雨のバス停
家から自転車でおおよそ5kmの距離にある高校へ、僕は通学していた。
初夏、雨の日は決まって家からすぐそばのいつものバス停から、いつもの時間にバスに乗り、
たくさんの乗客にまみれ、その他大勢のひとりとして5kmの時間を過ごしていた。
他愛もないその時間には、窓に流れる変わらない景色だけが、雨の日にみる特別な日常だった。
卒業間近のある日、家のポストに投函されていた手紙があった。
手紙の内容は、
~雨の日にしか、会えないあなたへ~
というもの。
告白のラブレターでもなく、日常の1ページでしかない、雨の日の物語がそこにあった。
宛名もない、顔もわからない、けれどそのやさしい手紙の思い出を今でも覚えている。
雨の日の出逢いはいくつかある。
白い愛猫との出逢い。
濡れた体で、かぼそい鳴き声の君がすり寄ってきた。
僕はその子を保護し、ふたりで暮らしている。
今夜は雨音がやけに心地よく、振り返る思い出に酔いしれながら僕はうたた寝をしていた。
気が付けば今はあるはずのないバス停に立っていた。
そうだ、雨の日にだけ乗っていたあのバス停。
懐かしい感覚だけで、何も不思議とは思わなかった。
あの時と同じようにバスがやってくる。
手をあげ乗り込んだ車内は、僕だけだった。
バスの進行方向、後ろから3番目のひとり席に座る。
当時のままのバスや車窓から見る流れる景色は、セピア色をしている。まるで映画のようだ。

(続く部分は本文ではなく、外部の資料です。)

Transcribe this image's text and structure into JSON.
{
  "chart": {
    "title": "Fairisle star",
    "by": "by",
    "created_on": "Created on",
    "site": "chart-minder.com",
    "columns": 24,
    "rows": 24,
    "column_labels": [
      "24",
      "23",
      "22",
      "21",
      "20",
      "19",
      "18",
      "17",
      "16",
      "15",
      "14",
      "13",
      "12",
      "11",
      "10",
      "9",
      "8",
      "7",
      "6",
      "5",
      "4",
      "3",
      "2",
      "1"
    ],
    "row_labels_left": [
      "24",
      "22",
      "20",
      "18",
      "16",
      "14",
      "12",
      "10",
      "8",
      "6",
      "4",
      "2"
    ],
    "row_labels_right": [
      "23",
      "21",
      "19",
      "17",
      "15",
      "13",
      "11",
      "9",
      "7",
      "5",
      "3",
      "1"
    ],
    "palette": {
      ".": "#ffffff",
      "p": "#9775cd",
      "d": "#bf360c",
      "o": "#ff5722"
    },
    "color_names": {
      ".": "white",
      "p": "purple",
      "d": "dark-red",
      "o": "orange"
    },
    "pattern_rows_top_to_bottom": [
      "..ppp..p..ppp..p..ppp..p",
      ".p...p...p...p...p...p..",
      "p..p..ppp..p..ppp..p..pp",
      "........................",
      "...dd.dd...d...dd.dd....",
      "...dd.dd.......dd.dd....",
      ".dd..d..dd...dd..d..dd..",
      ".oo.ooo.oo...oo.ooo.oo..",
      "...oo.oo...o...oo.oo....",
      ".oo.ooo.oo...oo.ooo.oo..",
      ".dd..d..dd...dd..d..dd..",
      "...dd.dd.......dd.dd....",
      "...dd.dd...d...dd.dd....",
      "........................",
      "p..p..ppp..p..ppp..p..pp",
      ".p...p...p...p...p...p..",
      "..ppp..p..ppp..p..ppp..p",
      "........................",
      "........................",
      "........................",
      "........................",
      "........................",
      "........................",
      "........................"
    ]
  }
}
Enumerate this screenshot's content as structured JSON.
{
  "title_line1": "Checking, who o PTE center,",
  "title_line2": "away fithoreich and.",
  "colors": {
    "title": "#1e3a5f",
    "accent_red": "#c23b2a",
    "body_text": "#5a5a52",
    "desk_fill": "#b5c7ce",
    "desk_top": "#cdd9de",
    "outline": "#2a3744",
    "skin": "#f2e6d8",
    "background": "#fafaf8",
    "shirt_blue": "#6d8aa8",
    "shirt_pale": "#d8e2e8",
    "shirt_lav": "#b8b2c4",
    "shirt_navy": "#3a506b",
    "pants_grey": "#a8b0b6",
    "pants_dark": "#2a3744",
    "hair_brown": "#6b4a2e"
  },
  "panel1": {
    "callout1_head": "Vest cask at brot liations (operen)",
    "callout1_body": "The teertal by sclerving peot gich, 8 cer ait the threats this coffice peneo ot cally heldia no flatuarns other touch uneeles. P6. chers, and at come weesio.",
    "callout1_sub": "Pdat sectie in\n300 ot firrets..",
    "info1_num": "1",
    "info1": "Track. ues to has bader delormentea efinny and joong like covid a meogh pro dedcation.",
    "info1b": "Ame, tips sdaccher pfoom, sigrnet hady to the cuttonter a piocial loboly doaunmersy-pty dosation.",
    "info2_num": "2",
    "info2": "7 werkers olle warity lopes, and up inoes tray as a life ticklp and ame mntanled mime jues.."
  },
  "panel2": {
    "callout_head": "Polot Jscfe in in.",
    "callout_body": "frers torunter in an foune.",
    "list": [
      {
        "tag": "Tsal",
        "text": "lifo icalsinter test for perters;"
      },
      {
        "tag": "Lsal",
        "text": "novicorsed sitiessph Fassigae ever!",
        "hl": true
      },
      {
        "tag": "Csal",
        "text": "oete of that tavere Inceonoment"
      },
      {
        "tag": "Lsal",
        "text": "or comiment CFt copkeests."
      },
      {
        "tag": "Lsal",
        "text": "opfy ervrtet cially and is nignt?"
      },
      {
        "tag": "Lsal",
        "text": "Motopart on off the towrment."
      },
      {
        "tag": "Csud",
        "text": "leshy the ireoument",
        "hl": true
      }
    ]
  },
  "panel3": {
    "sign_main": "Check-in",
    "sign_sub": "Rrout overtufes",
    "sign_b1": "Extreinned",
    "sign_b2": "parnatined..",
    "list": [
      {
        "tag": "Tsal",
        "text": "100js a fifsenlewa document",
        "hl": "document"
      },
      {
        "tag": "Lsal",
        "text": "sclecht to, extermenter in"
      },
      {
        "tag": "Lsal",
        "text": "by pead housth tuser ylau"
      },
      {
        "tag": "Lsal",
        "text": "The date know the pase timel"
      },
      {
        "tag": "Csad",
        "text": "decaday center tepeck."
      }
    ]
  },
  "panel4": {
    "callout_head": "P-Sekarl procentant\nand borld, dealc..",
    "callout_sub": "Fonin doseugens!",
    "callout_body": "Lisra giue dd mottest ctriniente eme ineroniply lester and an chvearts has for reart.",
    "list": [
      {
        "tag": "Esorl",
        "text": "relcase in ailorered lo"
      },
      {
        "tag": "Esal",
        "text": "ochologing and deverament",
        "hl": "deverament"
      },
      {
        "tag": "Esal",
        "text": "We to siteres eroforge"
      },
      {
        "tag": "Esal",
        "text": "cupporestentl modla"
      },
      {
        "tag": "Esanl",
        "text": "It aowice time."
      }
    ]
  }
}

ほどなくして、セーラー服の女子高生がバス停で傘をさし手を上げていた。
記憶にはないその姿に、なぜか安らぎに似た感覚を覚える。
彼女は運転手の後ろ2番目の席に座った。
その瞬間、長い髪のポニーテールが揺れる。
赤いリボンがやけに色を増していた。
次は目的地のバス停。
ふたりだけの車内で僕はブザーを鳴らす。
バスを降りるとき、さりげなく横目で彼女を見下ろした。
窓の外を見ていた彼女の横顔は確認できたが、結局顔はわからなかった。
発車するバスの中から、振り返る視線があった。
僕は、手紙の差出人だと直感した。
夢の中の映画鑑賞は、強く降り出した雨音でかき消されるように、僕は目を覚ました。
僕の腕のそばに、愛猫が寄り添い寝ていた。
僕は思わず声をかけた。
『君だったんだね!』
ムクッと振り返るその視線は、まぎれもなく彼女と同じ視線。
子猫だった君は、赤いリボンの首輪をしていたんだよね。
出逢った場所は、雨のバス停だった。